Set at the foot of the Alborz mountains, Tehran, once an agricultural enclave characterized by forests and abundant mountain water, developed at the site of a citadel since medieval times. Tehran was first walled during the Safavid era, in the mid-sixteenth century. With the decline of other regional centers, Tehran replaced Shiraz as the capital of the Zand dynasty in the mid-eighteenth century, before being proclaimed the capital of the succeeding Qajar dynasty in 1795. Tehran flourished under Qajar patronage, and the city gained the addition of various gardens and complexes, perhaps the most notable being the Kakh-i Gulistan, or Gulistan Palace.
By the early twentieth century, these walls were subsumed by the continually expanding city, as the population growth reached half a million. From 1870-2/1287-9 AH, Nasir al-Din undertook the city's modernization, extending the city walls, adding decorative towers and twelve new, tiled gates. Inspired by the urban development of Paris under Napoleon III, which al-Din had witnessed personally on a visit abroad in 1873, the new walls were designed with the work of Sebastien Leprestre de Vauban in mind, and the area north of the original city transformed to the likeness of the Boulevard Haussman. New avenues and squares were constructed, among them; Meydan-e Tupkhane (Cannon Square) , Avenue Lalezar (Tulipbed Street), and Ala Od Dwale Under al-Din's direction the city quadrupled in size, and many of the gardens surrounding the city were used for further construction. The Kakh-i Gulistan was rebuilt, and became the centerpiece of the city, with the addition of turreted towers, supervised by Dust 'Ali Khan Nizam al Dawla. Polychrome tiles replaced the painted ornamentation in much of the complex, as did carved stucco and decorative mirror-work. In addition to the Kakh-i Gulistan, summer palaces were constructed in the Shimiranat villages in the city's northern suburbs.

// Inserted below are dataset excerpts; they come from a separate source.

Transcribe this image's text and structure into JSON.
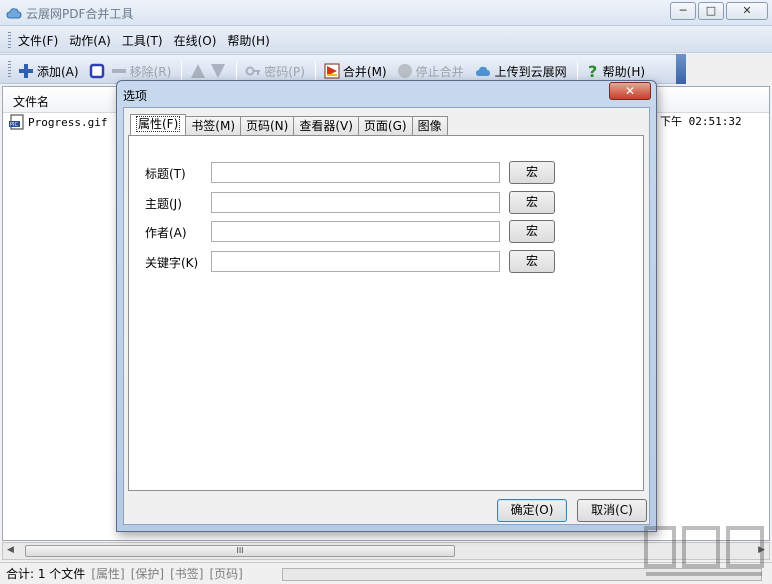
{
  "window": {
    "title": "云展网PDF合并工具",
    "min": "─",
    "max": "□",
    "close": "✕"
  },
  "menu": [
    "文件(F)",
    "动作(A)",
    "工具(T)",
    "在线(O)",
    "帮助(H)"
  ],
  "toolbar": {
    "add": "添加(A)",
    "remove": "移除(R)",
    "password": "密码(P)",
    "merge": "合并(M)",
    "stop": "停止合并",
    "upload": "上传到云展网",
    "help": "帮助(H)"
  },
  "filelist": {
    "header": "文件名",
    "rows": [
      {
        "name": "Progress.gif",
        "time": "下午 02:51:32"
      }
    ]
  },
  "scroll": {
    "grip": "III",
    "left": "◀",
    "right": "▶"
  },
  "status": {
    "count": "合计: 1 个文件",
    "props": "[属性]",
    "protect": "[保护]",
    "bookmark": "[书签]",
    "page": "[页码]"
  },
  "dialog": {
    "title": "选项",
    "close": "✕",
    "tabs": [
      "属性(F)",
      "书签(M)",
      "页码(N)",
      "查看器(V)",
      "页面(G)",
      "图像"
    ],
    "fields": [
      {
        "label": "标题(T)",
        "value": "",
        "macro": "宏"
      },
      {
        "label": "主题(J)",
        "value": "",
        "macro": "宏"
      },
      {
        "label": "作者(A)",
        "value": "",
        "macro": "宏"
      },
      {
        "label": "关键字(K)",
        "value": "",
        "macro": "宏"
      }
    ],
    "ok": "确定(O)",
    "cancel": "取消(C)"
  },
  "colors": {
    "accent": "#3a64a6",
    "close_red": "#c4402b"
  }
}
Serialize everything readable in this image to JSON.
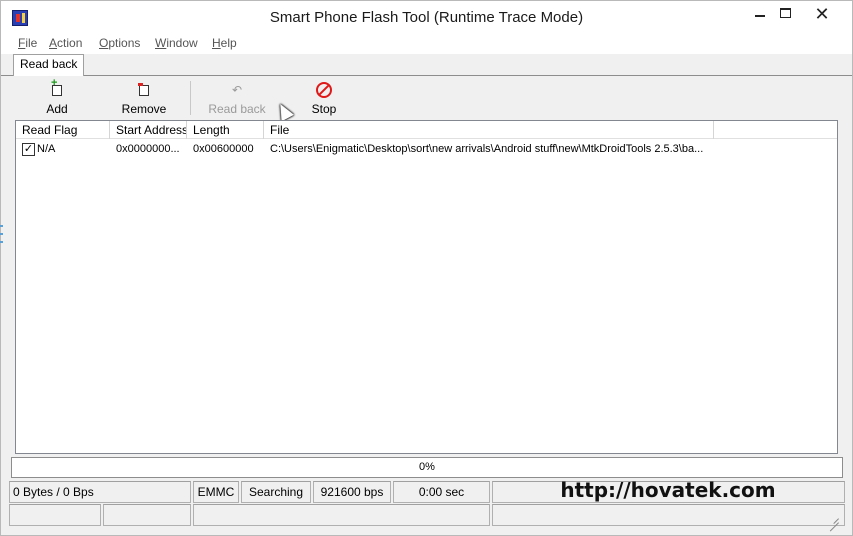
{
  "window": {
    "title": "Smart Phone Flash Tool (Runtime Trace Mode)",
    "min_glyph": "",
    "close_glyph": "✕"
  },
  "menu": [
    {
      "label_ul": "F",
      "label_rest": "ile"
    },
    {
      "label_ul": "A",
      "label_rest": "ction"
    },
    {
      "label_ul": "O",
      "label_rest": "ptions"
    },
    {
      "label_ul": "W",
      "label_rest": "indow"
    },
    {
      "label_ul": "H",
      "label_rest": "elp"
    }
  ],
  "tab": {
    "label": "Read back"
  },
  "toolbar": {
    "add": {
      "label": "Add",
      "icon": "add-file-icon"
    },
    "remove": {
      "label": "Remove",
      "icon": "remove-file-icon"
    },
    "read_back": {
      "label": "Read back",
      "icon": "undo-arrow-icon",
      "glyph": "↶",
      "enabled": false
    },
    "stop": {
      "label": "Stop",
      "icon": "stop-icon"
    }
  },
  "list": {
    "columns": [
      "Read Flag",
      "Start Address",
      "Length",
      "File"
    ],
    "rows": [
      {
        "checked": true,
        "check_glyph": "✓",
        "read_flag": "N/A",
        "start_address": "0x0000000...",
        "length": "0x00600000",
        "file": "C:\\Users\\Enigmatic\\Desktop\\sort\\new arrivals\\Android stuff\\new\\MtkDroidTools 2.5.3\\ba..."
      }
    ]
  },
  "progress": {
    "value": 0,
    "text": "0%",
    "color": "#06b025"
  },
  "status": {
    "bytes": "0 Bytes / 0 Bps",
    "storage": "EMMC",
    "state": "Searching",
    "baud": "921600 bps",
    "time": "0:00 sec",
    "watermark": "http://hovatek.com"
  }
}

Tehran yet again underwent expansion and modernization efforts in the mid-twentieth century, as the prosperity that accompanied the exploitation of oil from the 1950s accelerated the growth of the city. In 1979, Tehran became a hub for revolutionary activities, aimed at concluding the reign of Shah Mohammad Reza Pahlavi. The city has continued to be a site of development, with over half of Iran's total industry being based in Tehran, and the construction of many research and educational centers.
Esmailpour Ghouchani, Iradj. “English abstract of 'Old Tehran'". Translated by Niki Akhavan. In Cities as Built and Lived Environments: Scholarship from Muslim Contexts, 1875 to 2011, by Aptin Khanbaghi, 147. Edinburgh: Edinburgh University Press, 2014.

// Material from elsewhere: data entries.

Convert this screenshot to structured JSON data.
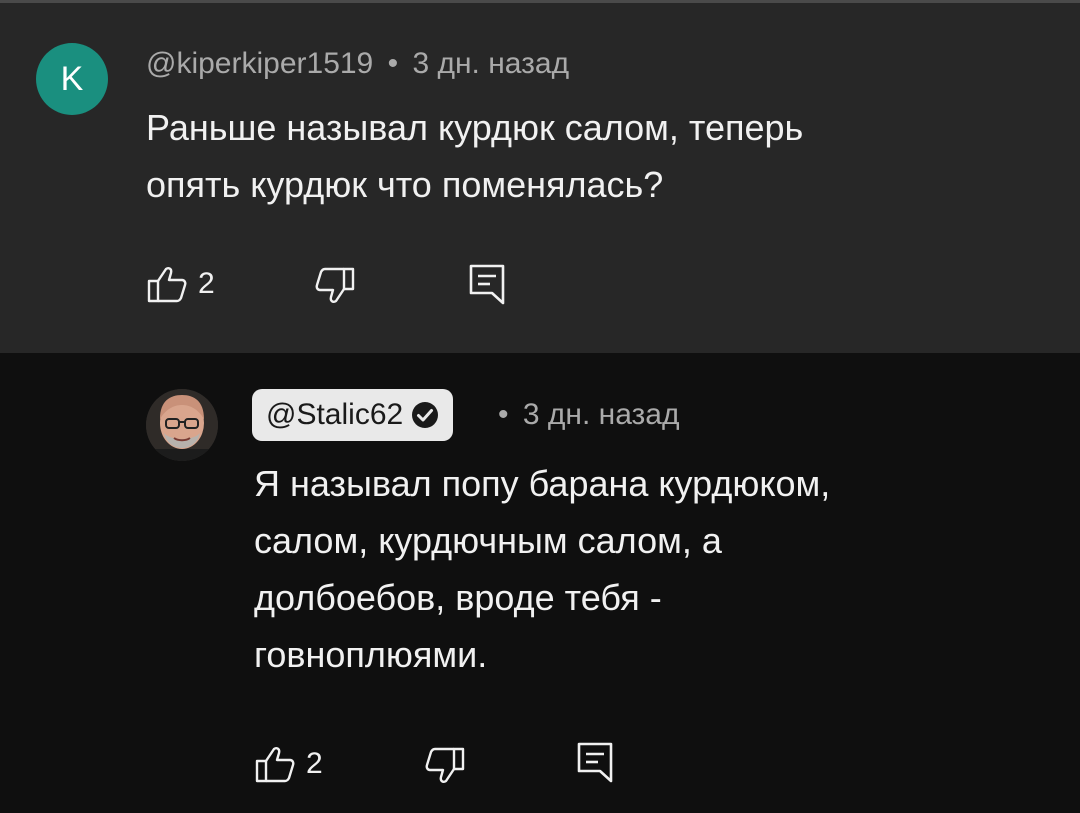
{
  "comments": [
    {
      "avatar_letter": "K",
      "avatar_color": "#1a8f7f",
      "author": "@kiperkiper1519",
      "separator": "•",
      "time": "3 дн. назад",
      "text_lines": [
        "Раньше называл курдюк салом, теперь",
        "опять курдюк что поменялась?"
      ],
      "likes": "2",
      "actions": [
        "like-icon",
        "dislike-icon",
        "reply-icon"
      ]
    },
    {
      "author": "@Stalic62",
      "verified": true,
      "separator": "•",
      "time": "3 дн. назад",
      "text_lines": [
        "Я называл попу барана курдюком,",
        "салом, курдючным салом, а",
        "долбоебов, вроде тебя -",
        "говноплюями."
      ],
      "likes": "2",
      "actions": [
        "like-icon",
        "dislike-icon",
        "reply-icon"
      ]
    }
  ],
  "colors": {
    "top_background": "#272727",
    "reply_background": "#0f0f0f",
    "meta_text": "#aaaaaa",
    "body_text": "#f1f1f1",
    "author_chip_background": "#e9e9e9"
  }
}
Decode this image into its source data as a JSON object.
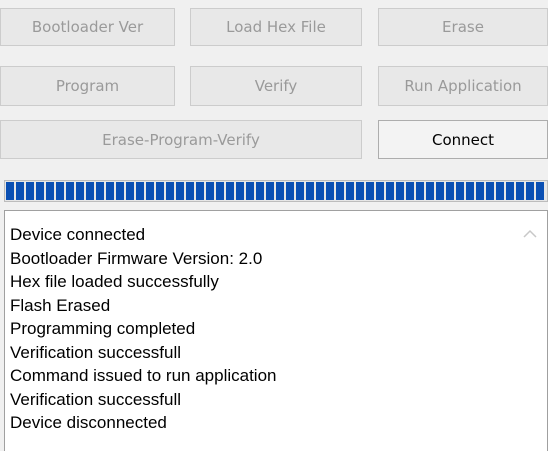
{
  "buttons": {
    "bootloader_ver": "Bootloader Ver",
    "load_hex_file": "Load Hex File",
    "erase": "Erase",
    "program": "Program",
    "verify": "Verify",
    "run_application": "Run Application",
    "erase_program_verify": "Erase-Program-Verify",
    "connect": "Connect"
  },
  "progress": {
    "value": 1.0,
    "color": "#0a4fb3"
  },
  "log": {
    "lines": [
      "Device connected",
      "Bootloader Firmware Version: 2.0",
      "Hex file loaded successfully",
      "Flash Erased",
      "Programming completed",
      "Verification successfull",
      "Command issued to run application",
      "Verification successfull",
      "Device disconnected"
    ]
  },
  "icons": {
    "scroll_up": "chevron-up-icon"
  }
}
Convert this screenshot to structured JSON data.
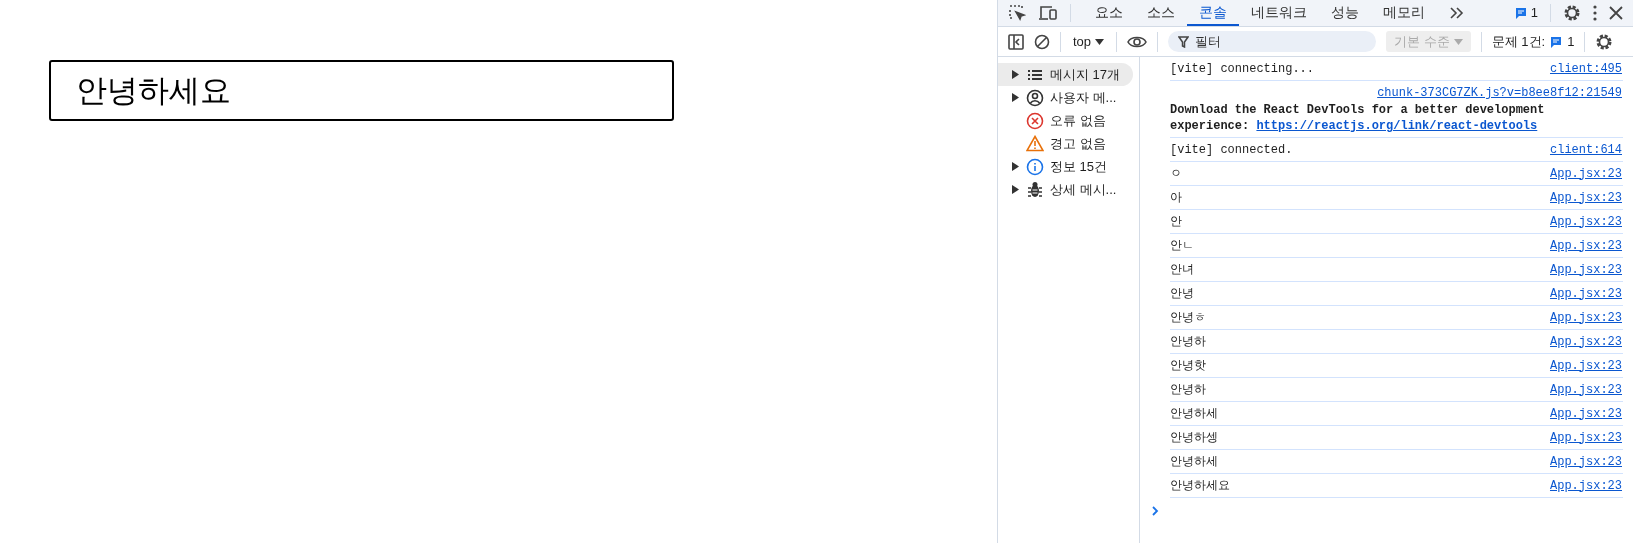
{
  "page": {
    "input": {
      "value": "안녕하세요"
    }
  },
  "devtools": {
    "tabs": [
      {
        "label": "요소",
        "selected": false
      },
      {
        "label": "소스",
        "selected": false
      },
      {
        "label": "콘솔",
        "selected": true
      },
      {
        "label": "네트워크",
        "selected": false
      },
      {
        "label": "성능",
        "selected": false
      },
      {
        "label": "메모리",
        "selected": false
      }
    ],
    "message_badge": "1",
    "toolbar": {
      "context": "top",
      "filter": {
        "placeholder": "필터"
      },
      "levels": "기본 수준",
      "issues_label": "문제 1건:",
      "issues_count": "1"
    },
    "sidebar": [
      {
        "kind": "messages",
        "label": "메시지 17개",
        "expandable": true,
        "selected": true
      },
      {
        "kind": "user",
        "label": "사용자 메...",
        "expandable": true,
        "selected": false
      },
      {
        "kind": "errors",
        "label": "오류 없음",
        "expandable": false,
        "selected": false
      },
      {
        "kind": "warnings",
        "label": "경고 없음",
        "expandable": false,
        "selected": false
      },
      {
        "kind": "info",
        "label": "정보 15건",
        "expandable": true,
        "selected": false
      },
      {
        "kind": "verbose",
        "label": "상세 메시...",
        "expandable": true,
        "selected": false
      }
    ],
    "messages": [
      {
        "kind": "log",
        "text": "[vite] connecting...",
        "source": "client:495"
      },
      {
        "kind": "notice",
        "source": "chunk-373CG7ZK.js?v=b8ee8f12:21549",
        "text": "Download the React DevTools for a better development experience: ",
        "link": "https://reactjs.org/link/react-devtools"
      },
      {
        "kind": "log",
        "text": "[vite] connected.",
        "source": "client:614"
      },
      {
        "kind": "log",
        "text": "ㅇ",
        "source": "App.jsx:23"
      },
      {
        "kind": "log",
        "text": "아",
        "source": "App.jsx:23"
      },
      {
        "kind": "log",
        "text": "안",
        "source": "App.jsx:23"
      },
      {
        "kind": "log",
        "text": "안ㄴ",
        "source": "App.jsx:23"
      },
      {
        "kind": "log",
        "text": "안녀",
        "source": "App.jsx:23"
      },
      {
        "kind": "log",
        "text": "안녕",
        "source": "App.jsx:23"
      },
      {
        "kind": "log",
        "text": "안녕ㅎ",
        "source": "App.jsx:23"
      },
      {
        "kind": "log",
        "text": "안녕하",
        "source": "App.jsx:23"
      },
      {
        "kind": "log",
        "text": "안녕핫",
        "source": "App.jsx:23"
      },
      {
        "kind": "log",
        "text": "안녕하",
        "source": "App.jsx:23"
      },
      {
        "kind": "log",
        "text": "안녕하세",
        "source": "App.jsx:23"
      },
      {
        "kind": "log",
        "text": "안녕하셍",
        "source": "App.jsx:23"
      },
      {
        "kind": "log",
        "text": "안녕하세",
        "source": "App.jsx:23"
      },
      {
        "kind": "log",
        "text": "안녕하세요",
        "source": "App.jsx:23"
      }
    ]
  }
}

Hasan Baigi, Muhammad Reza. Tihran-i Qadim. Tehran: Qiqnus, 1988, 480pp.
This book is a summarised form of articles published under the same title in the magazine Itila’at-e Haftigi from its Iranian New Year edition in 1984 to the corresponding edition in 1985. The work begins with an etymology of the word “Tehran” and demonstrates that its Arabic version, which is spelled differently, is distorted and has no historical basis. Using travellers’ accounts as the source, the book goes on to explain how Tehran became the capital and provides a smooth and pleasant description of the gates, neighbourhoods, traditions, and people of the city.
This book is in essence an overall monograph of “old Tehran” along with a collection of supplemental narratives. With the exception of the news sources, the references for these have not been noted within the text. Instead the sources are included within a bibliographic index of books consulted for the work. Of course, there are parts of the text which are based on what the author has himself seen and heard. As such, like Jafar Shahri’s book (titled also Tihran-i Qadim, 1370), these segments do not need to reference sources. For example, in describing the Tup-i Morvari (The Pearl Cannon), the author speaks of his own recollection of seeing the Shah’s order and the signature of the Iranian maker on the barrel of the cannon. This eliminates historical doubts about whether the cannon was made by the Portuguese and whether it was made by order of Fath-Ali Shah.
The author has also used readers’ letters to the editor in correcting and completing this work. To some extent, this makes his approach similar to the anthropological method of the late Anjavi Shirazi. That is to say, some information is gathered from local informants and the researcher then organises or summarises it.
The best assessment for Tihran-i Qadim is to consider it a narrative of how Iran’s urban society entered modernity and modernisation and how it showed cultural resistance or reception in facing it. The introduction of the first automobile to Tehran, the establishment of the first hospital and electrical plant, and the history of the postal service, cinema, and banking in Tehran are all sections in Tihran-i Qadim which may not have been gathered according to the most academic of methods but have content that is of anthropological interest.